Amaneció el 2 de septiembre en los grajales de Whitechapel. Las ventanas rotas se fueron cubriendo gradualmente de gris. Fue dando la luz sobre las caras hirsutas de los rufianes acurrucados por el suelo. Flush despertó de su ilusión y se le apareció una vez más la inevitable realidad, y la realidad de ahora consistía en este cuarto, estos rufianes, los perros que aullaban y ladraban fuertemente atados; esta lobreguez, esta humedad… ¿Sería posible que hubiera estado ayer mismo en una tienda acompañando a unas señoritas y rodeado de encajes? ¿Existía un lugar llamado Wimpole Street? ¿Había una habitación donde el agua fresca relucía en una vasija purpúrea? ¿Estuvo alguna vez acostado en cojines y le dieron en alguna acasión un ala de pollo apetitosamente asada? ¿Y ocurría en realidad que, rabioso de celos, mordiera a un hombre de guantes amarillos?

Toda aquella vida, con sus emociones, se alejaba vaporosa, disolviéndose en lo irreal.

Aquí, al filtrarse la polvorienta luz matinal, se levantó una mujer de su yacija – a duras penas – y, tambaleándose, llegó a donde estaba la cerveza. Volvieron a empezar las borracheras y las maldiciones. Una mujer gorda lo levantó por las orejas y le pellizcó en las costillas, y alguien se permitió hacer a propósito de él un chiste odioso… Resonó un tronar de carcajadas cuando la mujer lo dejó caer al suelo. La puerta la abrían a patadas y la cerraban con un ruido ensordecedor. Cada vez que ocurría esto, miraba Flush hacia allá. ¿Era Wilson? ¿Sería posible que fuera mister Browning? ¿O acaso, miss Barrett? No, no… Sólo era otro ladrón, otro asesino. Se encogía por la sola presencia de aquellas faldas enlodadas, de aquellas botas bastas y córneas.
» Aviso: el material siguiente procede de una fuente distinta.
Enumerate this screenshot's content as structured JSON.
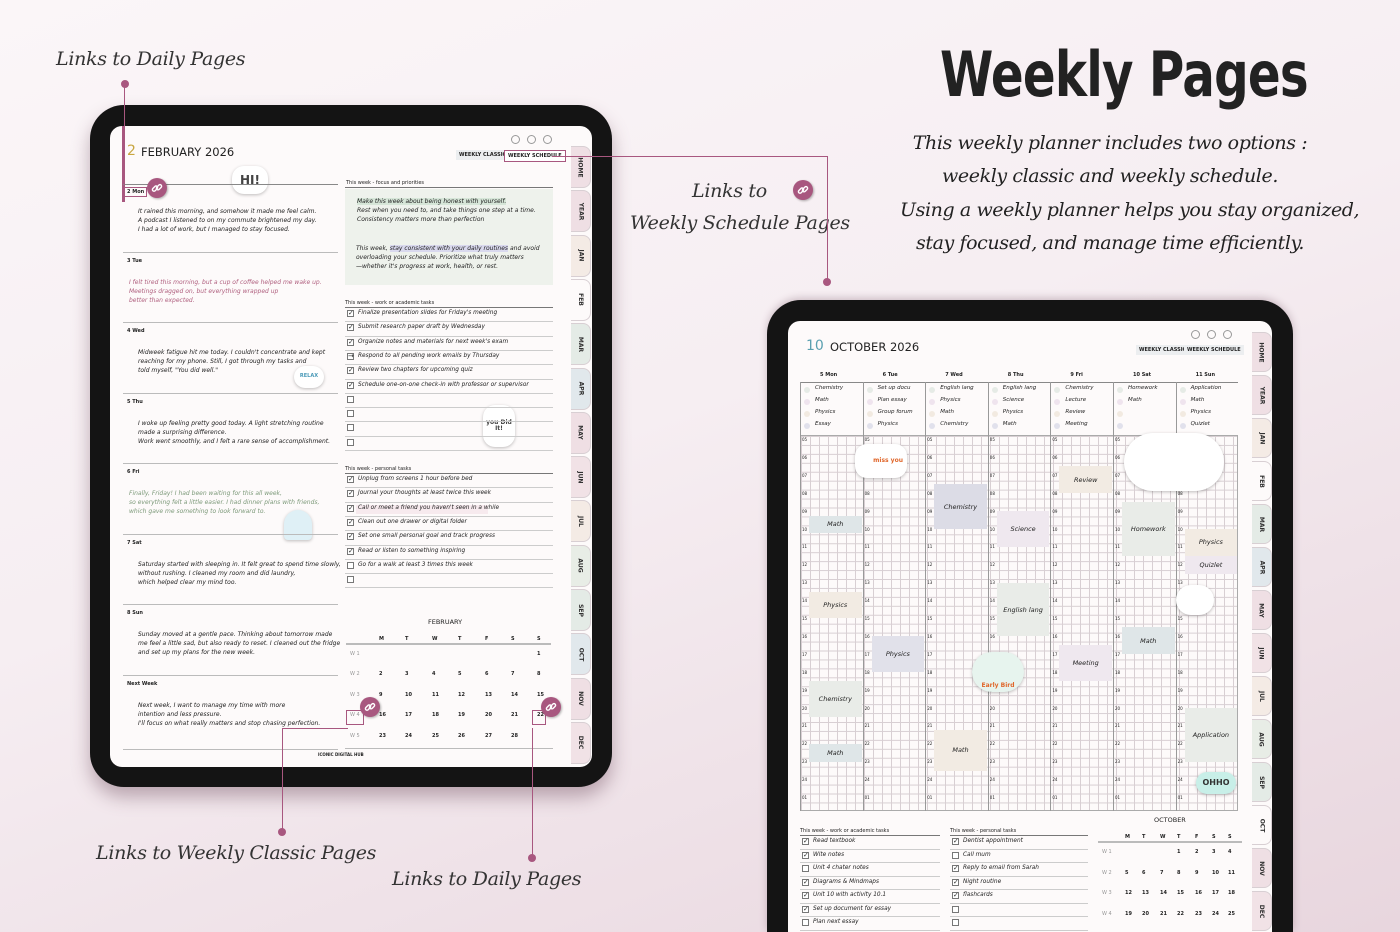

Trató de roer un hueso que le cayó cerca. Pero sus dientes no podían hacer presa en una carne tan pétrea y el olor podrido de ésta le repugnaba. Aumentó su sed y se vio precisado a tomar un sorbito del cubo. Pero transcurría el miércoles, y a cada momento sentíase Flush más abrasado por aquel ambiente, y más mareado, tendido en unas tablas rotas y sintiendo que se le fundían unas cosas con otras. Apenas si percibía lo que estaba sucediendo. Sólo levantaba la cabeza y miraba cuando abrían la puerta. No, no era miss Barrett.

Miss Barrett, en su sofá de Wimpole Street, se impacientaba ya. Algo fallaba en las negociaciones. Taylor había prometido ir a Whitechapel el miércoles por la tarde para conferenciar con su «Sociedad». Sin embargo, pasó la tarde del miércoles y Taylor no apareció. Esto sólo significaba, supuso miss Barrett, que iban a subir el precio, lo cual no dejaba de ser un fastidio en sus circunstancias. Aun así, claro, había de pagarlo. «Tengo que rescatar a mi Flush por todos los medios, ya lo sabes», escribió a mister Browning. «No puedo exponerme a que me lo hagan picadillo regateándoles…» De modo que miss Barrett seguía reclinada en el sofá escribiendo a mister Browning y esperando que llamaran a la puerta. Pero subió Wilson a traer las cartas; subió otra vez Wilson a traer el agua caliente, llegó la hora de acostarse, y Flush no había venido.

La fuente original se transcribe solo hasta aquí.